Sri Lanka rulers target EPF again; Treasury attempts to gain control: report
ECONOMYNEXT – Sri Lanka’s rulers are once again trying to target two pension funds made up of money from private sector workers, a media report said, with attempts for the Treasury whose interests are directly opposed to those of the beneficiaries.
The Employees Provident Fund, is now managed by the Central Bank and Employees Trust Fund by a separate board. But the both the agencies have come under fire for using it as a ‘captive source’ for to give low interest loans to the Treasury.
Cat asked to look after fish
The interests of the Treasury, which is seeking low interest loans is diametrically opposed to that of the members of the EPF and ETF, who want market rates for their savings, which generates a situation similar to asking a cat to look after fish, analysts say.
The Central Bank also sells debt for the Treasury, generating a conflict of interest, similar to asking a cat to look after fish.
The new administration came to power promising to place the pension funds under independent management, but also attempted to create an annuity (a long term pension) keeping the money with the government for longer period.

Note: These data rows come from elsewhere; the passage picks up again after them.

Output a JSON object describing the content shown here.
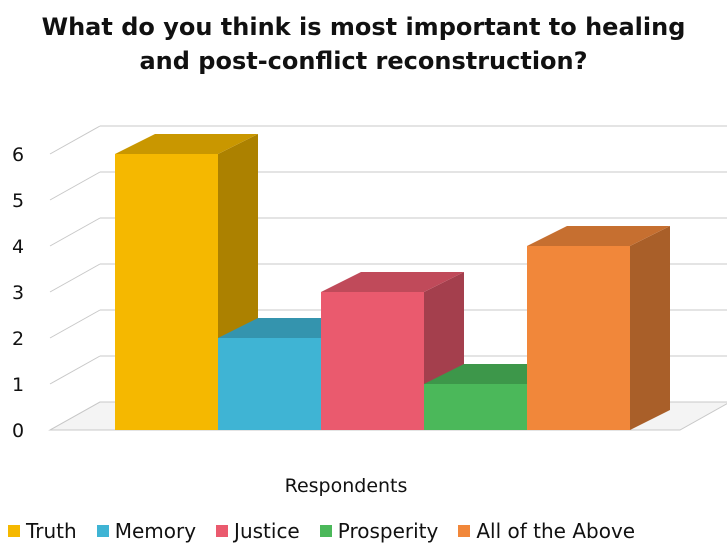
{
  "chart_data": {
    "type": "bar",
    "title_lines": [
      "What do you think is most important to healing",
      "and post-conflict reconstruction?"
    ],
    "xlabel": "Respondents",
    "ylabel": "",
    "categories": [
      "Respondents"
    ],
    "series": [
      {
        "name": "Truth",
        "values": [
          6
        ],
        "color": "#F5B800"
      },
      {
        "name": "Memory",
        "values": [
          2
        ],
        "color": "#3FB4D4"
      },
      {
        "name": "Justice",
        "values": [
          3
        ],
        "color": "#EA5A6E"
      },
      {
        "name": "Prosperity",
        "values": [
          1
        ],
        "color": "#4BB85A"
      },
      {
        "name": "All of the Above",
        "values": [
          4
        ],
        "color": "#F1873A"
      }
    ],
    "ylim": [
      0,
      6
    ],
    "yticks": [
      "0",
      "1",
      "2",
      "3",
      "4",
      "5",
      "6"
    ],
    "grid": true,
    "three_d": true,
    "legend_position": "bottom"
  }
}
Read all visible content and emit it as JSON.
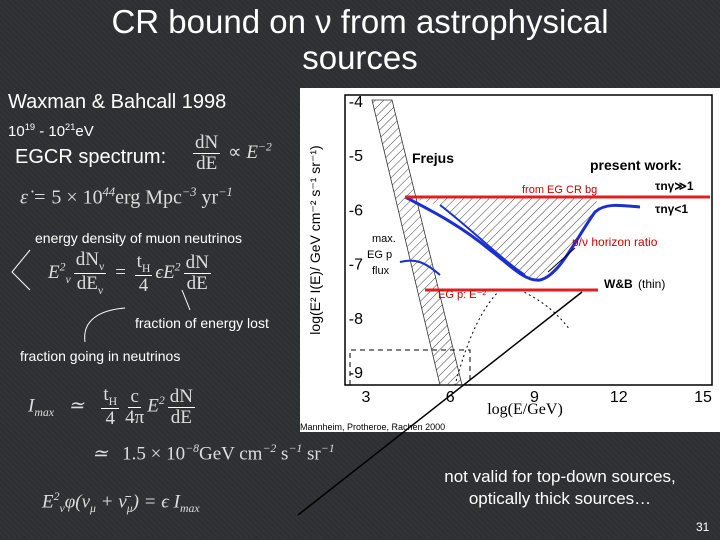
{
  "title": "CR bound on ν from astrophysical sources",
  "left": {
    "reference": "Waxman & Bahcall 1998",
    "energy_range": {
      "a": "10",
      "a_exp": "19",
      "mid": " - 10",
      "b_exp": "21",
      "unit": "eV"
    },
    "spectrum_label": "EGCR spectrum:",
    "spectrum_formula": {
      "num": "dN",
      "den": "dE",
      "rel": "∝",
      "base": "E",
      "exp": "−2"
    },
    "emissivity_formula": {
      "lhs": "ε̇",
      "eq": "=",
      "coef": "5 × 10",
      "exp": "44",
      "units": "erg Mpc",
      "mpc_exp": "−3",
      "yr": " yr",
      "yr_exp": "−1"
    },
    "neutrino_label": "energy density of muon neutrinos",
    "neutrino_formula": {
      "e": "E",
      "e_exp": "2",
      "e_sub": "ν",
      "num": "dN",
      "num_sub": "ν",
      "den": "dE",
      "den_sub": "ν",
      "eq": "=",
      "t_num": "t",
      "t_sub": "H",
      "t_den": "4",
      "eps": "ϵ",
      "e2": "E",
      "e2_exp": "2",
      "num2": "dN",
      "den2": "dE"
    },
    "energy_lost_label": "fraction of energy lost",
    "neutrino_fraction_label": "fraction going in neutrinos",
    "imax_formula": {
      "lhs": "I",
      "lhs_sub": "max",
      "approx": "≃",
      "t_num": "t",
      "t_sub": "H",
      "t_den": "4",
      "c_num": "c",
      "c_den": "4π",
      "e": "E",
      "e_exp": "2",
      "num": "dN",
      "den": "dE"
    },
    "imax_value": {
      "approx": "≃",
      "coef": "1.5 × 10",
      "exp": "−8",
      "units": "GeV cm",
      "cm_exp": "−2",
      "s": " s",
      "s_exp": "−1",
      "sr": " sr",
      "sr_exp": "−1"
    },
    "flux_formula": {
      "e": "E",
      "e_exp": "2",
      "e_sub": "ν",
      "phi": "φ(ν",
      "mu": "μ",
      "plus": " + ν̄",
      "mu2": "μ",
      ")": ")",
      "eq": "=",
      "eps": "ϵ",
      "i": "I",
      "i_sub": "max"
    }
  },
  "plot": {
    "y_label": "log(E² I(E)/ GeV cm⁻² s⁻¹ sr⁻¹)",
    "x_label": "log(E/GeV)",
    "yticks": [
      "-4",
      "-5",
      "-6",
      "-7",
      "-8",
      "-9"
    ],
    "xticks": [
      "3",
      "6",
      "9",
      "12",
      "15"
    ],
    "frejus": "Frejus",
    "present_work": "present work:",
    "tau_thick": "τnγ≫1",
    "tau_thin": "τnγ<1",
    "annotations": {
      "cr_bg": "from EG CR bg",
      "max_flux": [
        "max.",
        "EG p",
        "flux"
      ],
      "horizon": "p/ν horizon ratio",
      "eg_p": "EG p: E⁻²",
      "wb": "W&B",
      "thin": "(thin)"
    },
    "citation": "Mannheim, Protheroe, Rachen 2000"
  },
  "note": [
    "not valid for top-down sources,",
    "optically thick sources…"
  ],
  "page_number": "31"
}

No mention was made of an independent agency to manage the funds.
With an ageing population the EPF, outflows are expected to overtake inflows in the future and the state is wants to keep the money in the fund for a longer period.
The Sunday Times newspaper said several proposals were being considered, including releasing the EPF money in stages instead of a lump sum, and starting a contributory pension fund.
Following the so-called bondscam where pumped up bonds were dumped on the EPF, confidence on the authorities are low. During the last administration stocks were alleged to have been pumped and dumped on the EPF.
However analysts say, much hope is placed on the new Central Bank Governor Indrajit Coomaraswamy, whose integrity is unquestioned.